Personal information
- Born: 7 February 1992 (age 34)

Medal record
Women's freestyle wrestling
Representing France
European Championships
| Bronze medal – third place | 2018 Kaspiysk | 72 kg |
| Bronze medal – third place | 2021 Warsaw | 76 kg |
| Disqualified | 2023 Zagreb | 76 kg |

= Cynthia Vescan =

French freestyle wrestler

Cynthia Vanessa Vescan (born 7 February 1992) is a French freestyle wrestler of Romanian origin.

==Background and wrestling career==
Vescan was born in Strasbourg, France. At the 2012 Summer Olympics held in London, United Kingdom, she competed in the women's freestyle 72 kg event where she lost her first bout in the round of 16 against Moldova's Svetlana Saenko.

At the 2016 Olympics, she also lost her first bout, this time in the -75 kg weight class, to Vasilisa Marzaliuk.

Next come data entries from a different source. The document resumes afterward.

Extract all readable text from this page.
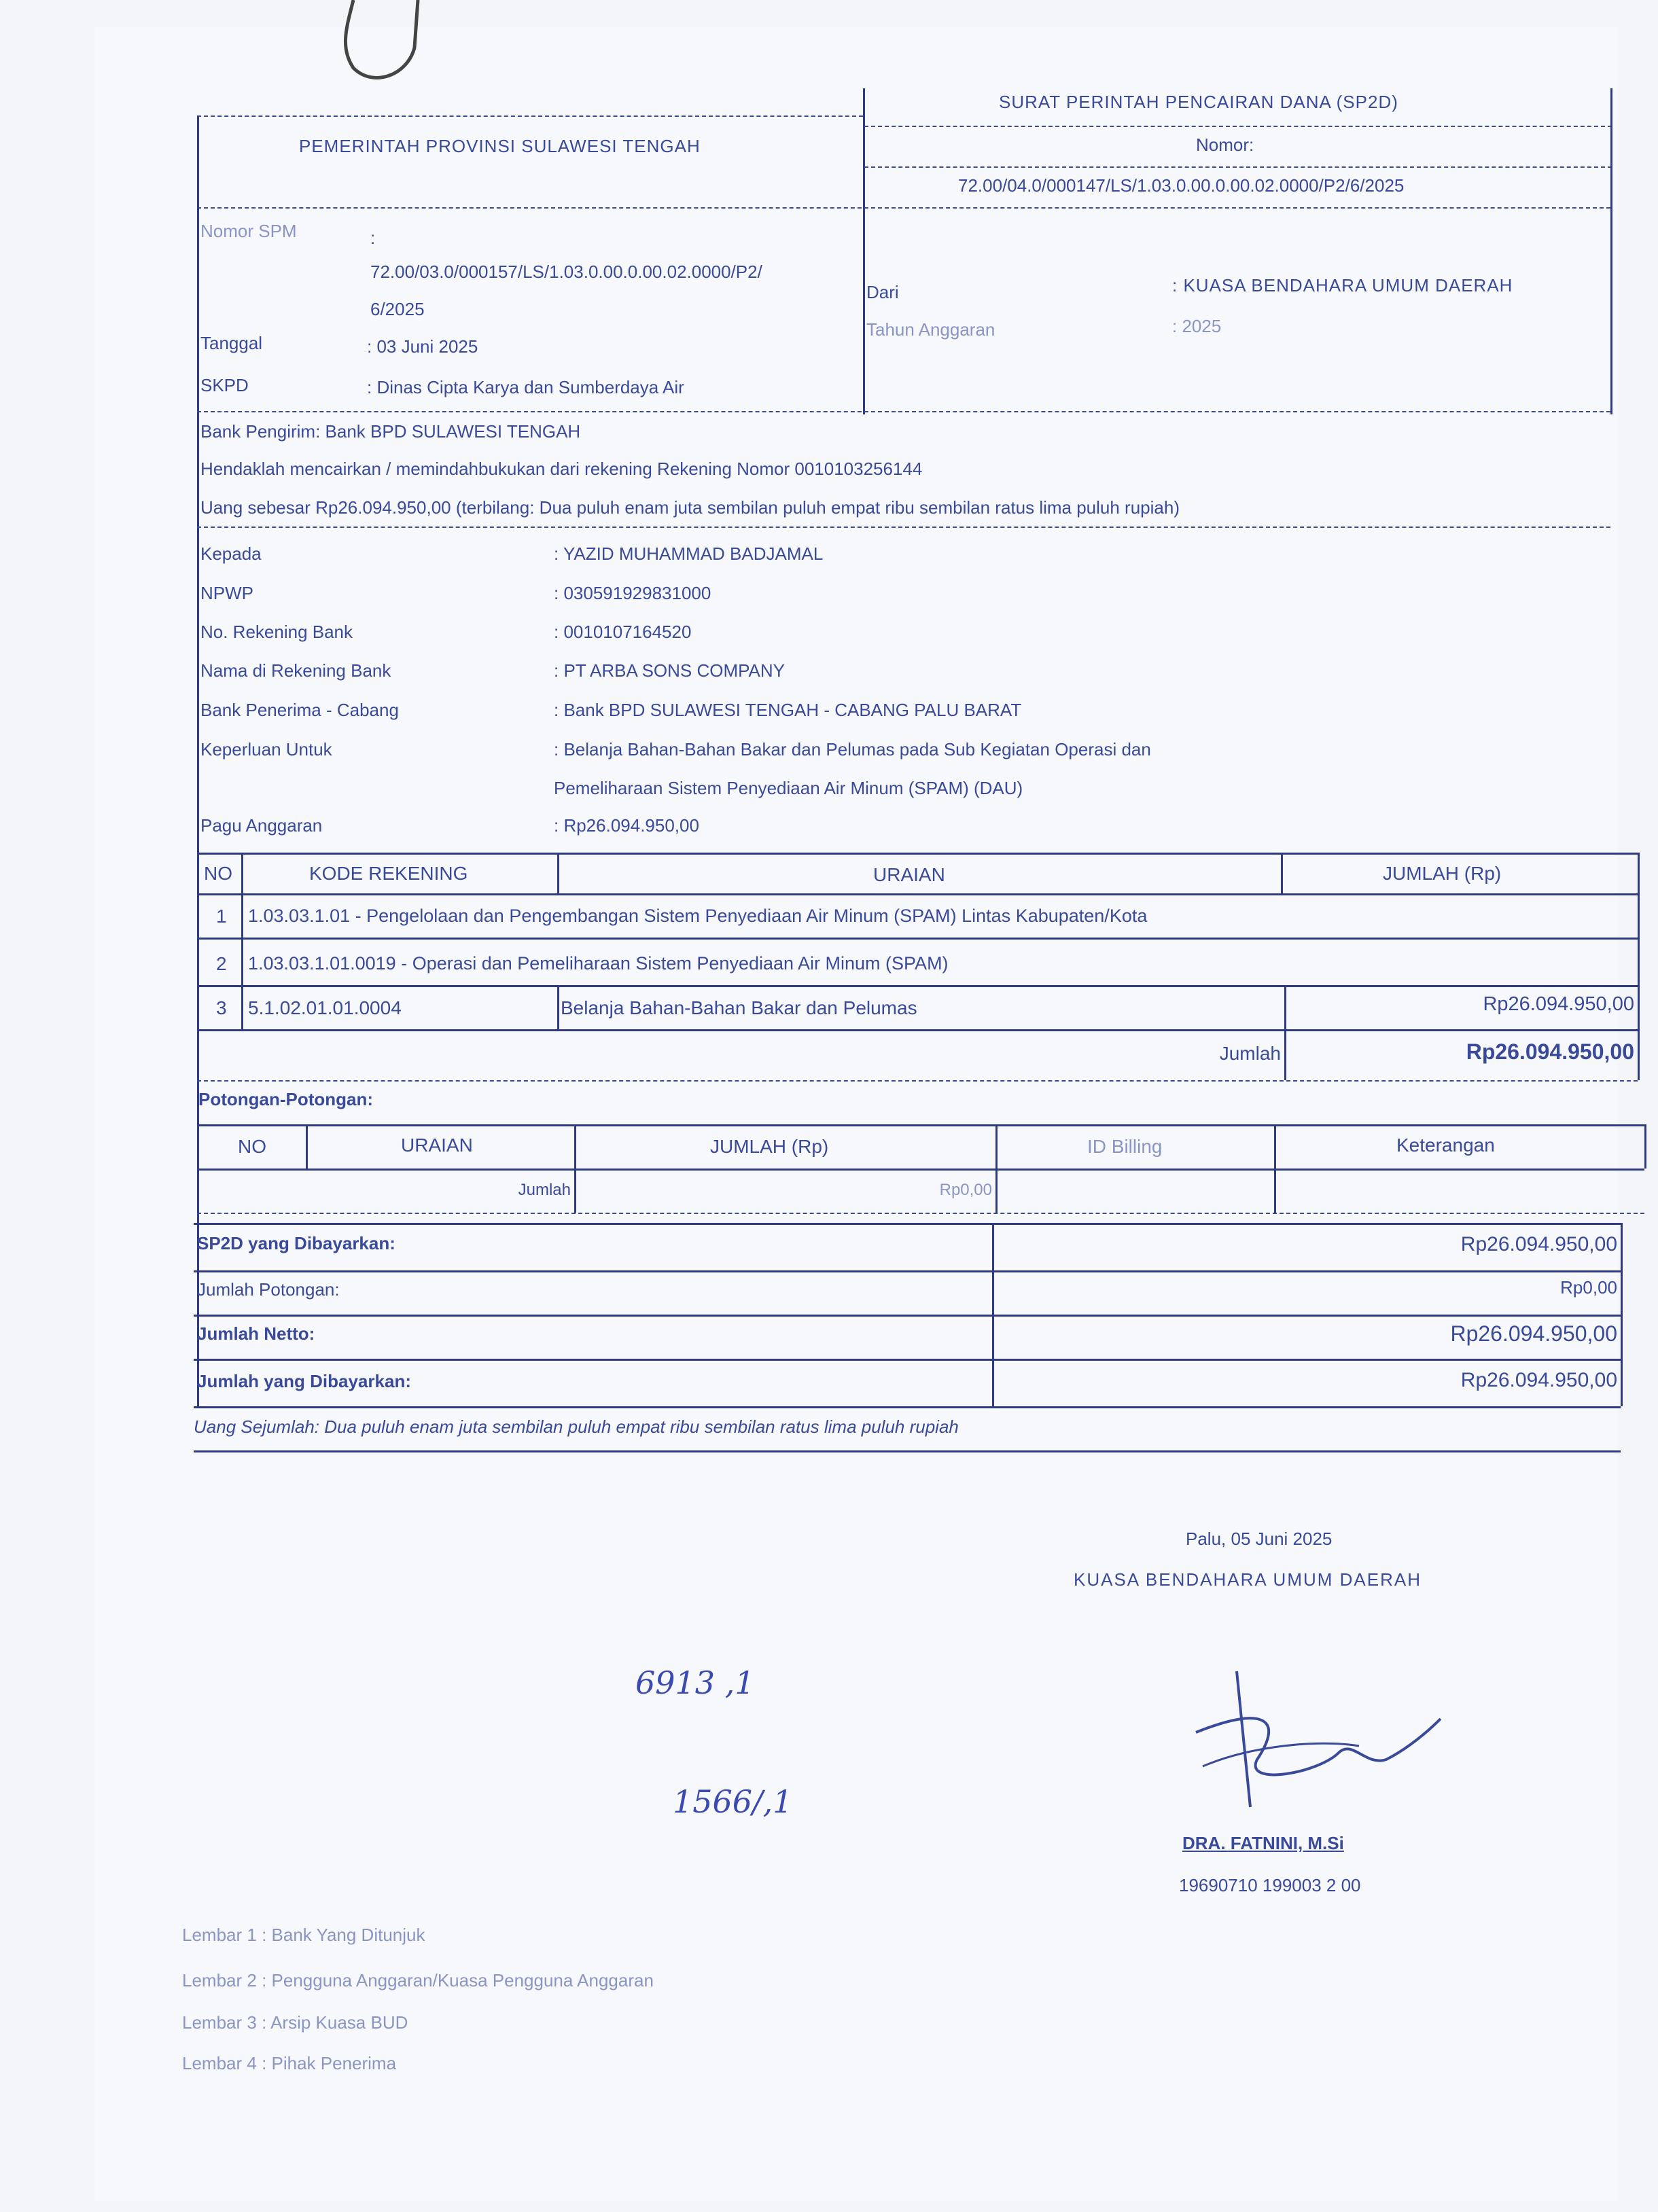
PEMERINTAH PROVINSI SULAWESI TENGAH
SURAT PERINTAH PENCAIRAN DANA (SP2D)
Nomor:
72.00/04.0/000147/LS/1.03.0.00.0.00.02.0000/P2/6/2025
Nomor SPM	:
72.00/03.0/000157/LS/1.03.0.00.0.00.02.0000/P2/
6/2025
Tanggal	: 03 Juni 2025
SKPD	: Dinas Cipta Karya dan Sumberdaya Air
Dari	: KUASA BENDAHARA UMUM DAERAH
Tahun Anggaran	: 2025
Bank Pengirim: Bank BPD SULAWESI TENGAH
Hendaklah mencairkan / memindahbukukan dari rekening Rekening Nomor 0010103256144
Uang sebesar Rp26.094.950,00 (terbilang: Dua puluh enam juta sembilan puluh empat ribu sembilan ratus lima puluh rupiah)
Kepada	: YAZID MUHAMMAD BADJAMAL
NPWP	: 030591929831000
No. Rekening Bank	: 0010107164520
Nama di Rekening Bank	: PT ARBA SONS COMPANY
Bank Penerima - Cabang	: Bank BPD SULAWESI TENGAH - CABANG PALU BARAT
Keperluan Untuk	: Belanja Bahan-Bahan Bakar dan Pelumas pada Sub Kegiatan Operasi dan
Pemeliharaan Sistem Penyediaan Air Minum (SPAM) (DAU)
Pagu Anggaran	: Rp26.094.950,00
NO	KODE REKENING	URAIAN	JUMLAH (Rp)
1 1.03.03.1.01 - Pengelolaan dan Pengembangan Sistem Penyediaan Air Minum (SPAM) Lintas Kabupaten/Kota
2 1.03.03.1.01.0019 - Operasi dan Pemeliharaan Sistem Penyediaan Air Minum (SPAM)
3 5.1.02.01.01.0004	Belanja Bahan-Bahan Bakar dan Pelumas	Rp26.094.950,00
Jumlah	Rp26.094.950,00
Potongan-Potongan:
NO	URAIAN	JUMLAH (Rp)	ID Billing	Keterangan
Jumlah	Rp0,00
SP2D yang Dibayarkan:	Rp26.094.950,00
Jumlah Potongan:	Rp0,00
Jumlah Netto:	Rp26.094.950,00
Jumlah yang Dibayarkan:	Rp26.094.950,00
Uang Sejumlah: Dua puluh enam juta sembilan puluh empat ribu sembilan ratus lima puluh rupiah
Palu, 05 Juni 2025
KUASA BENDAHARA UMUM DAERAH
DRA. FATNINI, M.Si
19690710 199003 2 00
6913 ,1
1566/,1
Lembar 1 : Bank Yang Ditunjuk
Lembar 2 : Pengguna Anggaran/Kuasa Pengguna Anggaran
Lembar 3 : Arsip Kuasa BUD
Lembar 4 : Pihak Penerima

She won bronze at the 2018 European Championships, being knocked out by Anna Fransson, before winning her bronze medal by beating Beste Civelek Altug.

She won bronze at the 2021 European Championships, in the -72 kg weight class. She beat Mariya Gerginova Oryashkova and Aysegul Özbege, before losing to Epp Mäe in the semifinal. As she lost in the semi-final she was placed into the repechage, where she won her bronze by beating Sabira Aliyeva. In 2021, she won one of the bronze medals in the 76 kg event at the Grand Prix de France Henri Deglane 2021 held in Nice, France.

==Mixed martial arts career==
In March 2021, news surfaced that Vescan had signed a contract with Professional Fighters League with intentions to compete in mixed martial arts in the future.

Vescan was scheduled to make her debut in mixed martial arts against Amanda Leve on August 19, 2021, at PFL 8. However, Vescan pulled out of the bout.